PWMU.CO– Tan Mei Hwa. Nama ini sudah kondang di kalangan umat Islam. Mubalighat Tionghoa ini digemari jamaah pengajian. Apalagi ibu-ibu. Topik pengajiannya ringan, gayanya santai diselingi lelucon.
Di masa wabah corona ada kegiatan baru yang dilakukan Bu Nyai, panggilan akrabnya di jamaah pengajian. Dia membuka warung mobil (Warmob) di emperan toko Manukan Lor, Tandes, Surabaya. Di seberang masjid Dorowati.
Setiap pagi pukul 05.30, ditemani suaminya, Rudi Haryono, datang dengan mobil sedan merah dari rumahnya di Griya Citra Asri Beringin, Benowo. Lalu parkir di depan toko yang masih tutup.
Pintu belakang mobil dibuka. Tampak termos nasi, panci dan baskom berisi menu jualannya. Rica-rica pedas menthok. Pilihan lainnya menthok goreng atau ayam woku. Tak berapa lama pelanggannya berdatangan silih berganti.

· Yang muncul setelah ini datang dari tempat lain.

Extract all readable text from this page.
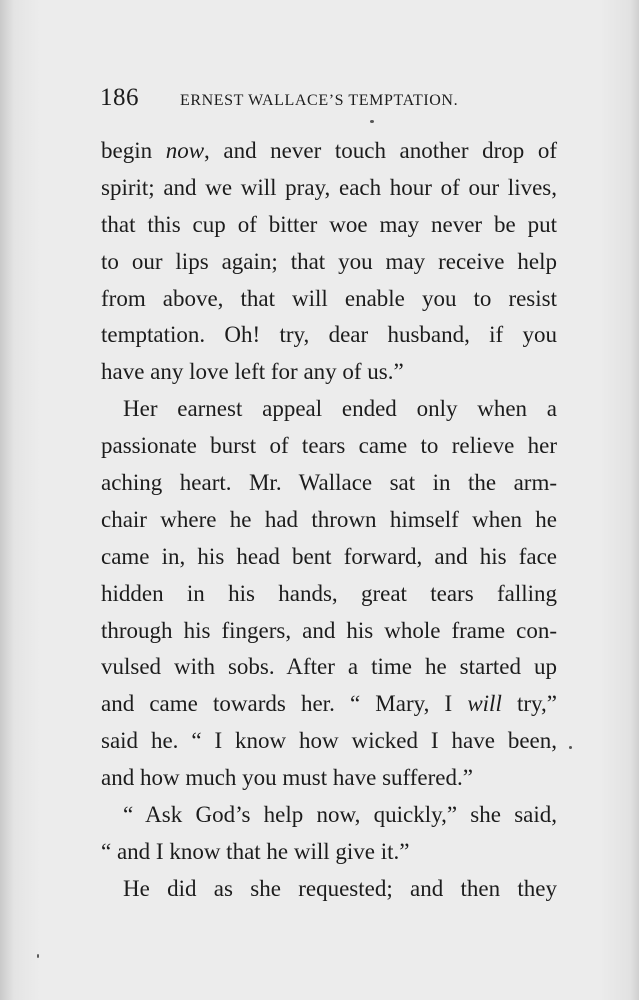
186	ERNEST WALLACE’S TEMPTATION.
begin now, and never touch another drop of
spirit; and we will pray, each hour of our lives,
that this cup of bitter woe may never be put
to our lips again; that you may receive help
from above, that will enable you to resist
temptation. Oh! try, dear husband, if you
have any love left for any of us.”
Her earnest appeal ended only when a
passionate burst of tears came to relieve her
aching heart. Mr. Wallace sat in the arm-
chair where he had thrown himself when he
came in, his head bent forward, and his face
hidden in his hands, great tears falling
through his fingers, and his whole frame con-
vulsed with sobs. After a time he started up
and came towards her. “ Mary, I will try,”
said he. “ I know how wicked I have been,
and how much you must have suffered.”
“ Ask God’s help now, quickly,” she said,
“ and I know that he will give it.”
He did as she requested; and then they
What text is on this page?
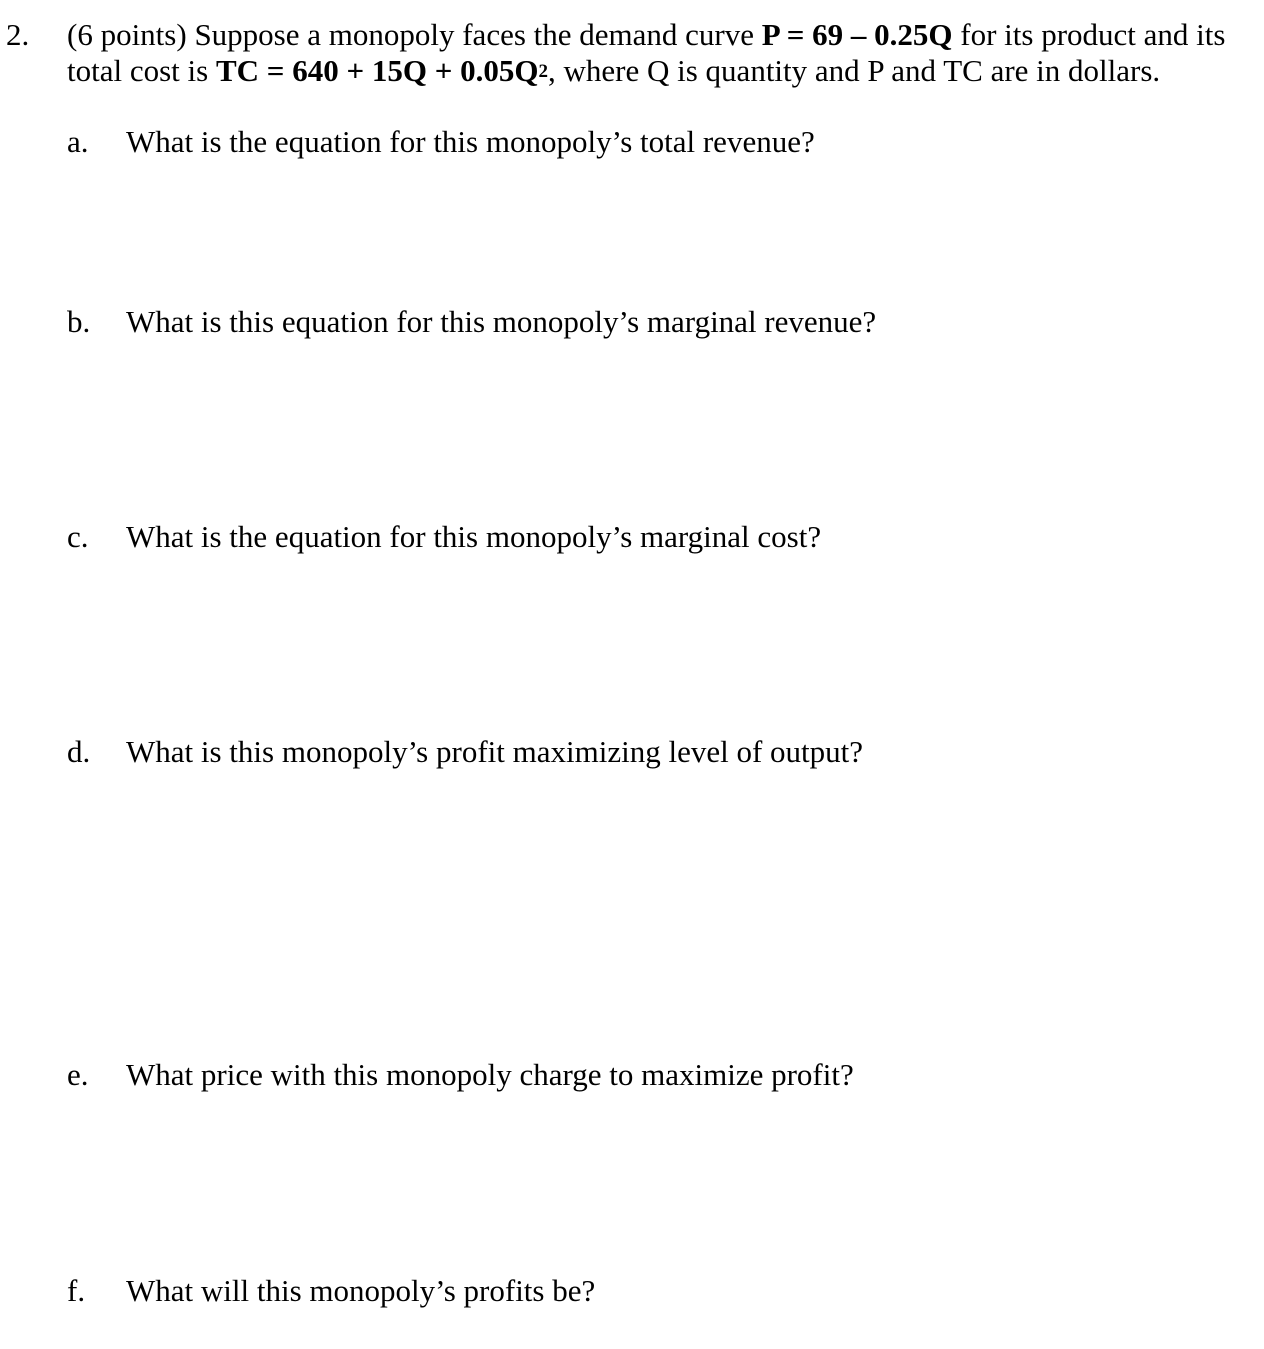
2. (6 points) Suppose a monopoly faces the demand curve P = 69 – 0.25Q for its product and its
total cost is TC = $640 + 15Q + 0.05Q^2$, where Q is quantity and P and TC are in dollars.
a. What is the equation for this monopoly’s total revenue?
b. What is this equation for this monopoly’s marginal revenue?
c. What is the equation for this monopoly’s marginal cost?
d. What is this monopoly’s profit maximizing level of output?
e. What price with this monopoly charge to maximize profit?
f. What will this monopoly’s profits be?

Dengan tawa renyah dia layani pelanggannya yang pesan nasi bungkus atau makan di tempat. ”Saya buka usaha kuliner ini sejak wabah corona. Mulai bulan Maret lalu. Sebab saya menganggur. Tidak ada pengajian. Usaha biro travel umrah suami juga terhenti,” cerita Bu Nyai ketika ditemui di warmobnya, Ahad (23/8/2020).
Kapok Lombok
Dia menuturkan, berasal dari keluarga Sulawesi yang pandai memasak. ”Saya manfaatkan keahlian memasak dengan membuka kuliner khas ini. Menthok rica-rica pedas,” ujar ustadzah kelahiran Tulungagung 52 tahun lalu.
”Awal buka, pedasnya luar biasa tapi disukai orang. Lalu mereka minta pedasnya dikurangi,” tambah Bu Nyai yang sejak kecil hingga sekarang dihabiskan di Surabaya.
Meskipun sudah dikurangi levelnya, tapi masakan ini masih terasa pedas. Walaupun begitu pelanggannya yang kepedasan ini tak pernah kapok mengulangi nikmatnya daging menthok yang empuk.
Ayam wokunya juga sedap. Sepintas mirip kare dengan kuah kuning. Tapi cita rasa rempahnya berbeda. Apalagi ditambah sambal manado. Makin leko makannya.
Dia memilih menthok karena kolesterol dan asam uratnya lebih rendah dibanding bebek. ”Alhamdulillah selama buka di sini makanan selalu habis. Saya juga melayani banyak langganan. Pukul 08.30 saya sudah tutup karena toko mulai buka pukul 09.00,” katanya.
Salah satu pelanggan setianya adalah Ketua PCM Tandes Mashudi yang suka menthok pedas. ”Masakan Bu Nyai sangat enak di lidah walaupun pedas. Saya sering pesan lauknya saja satu boks langsung habis dimakan orang di rumah,” paparnya.
Mashudi sudah lama berteman dengan Bu Nyai. ”Dia ini pintar masak. Saya sering makan di rumahnya karena oseng-osengnya sangat enak, cocok rasanya,” ujarnya.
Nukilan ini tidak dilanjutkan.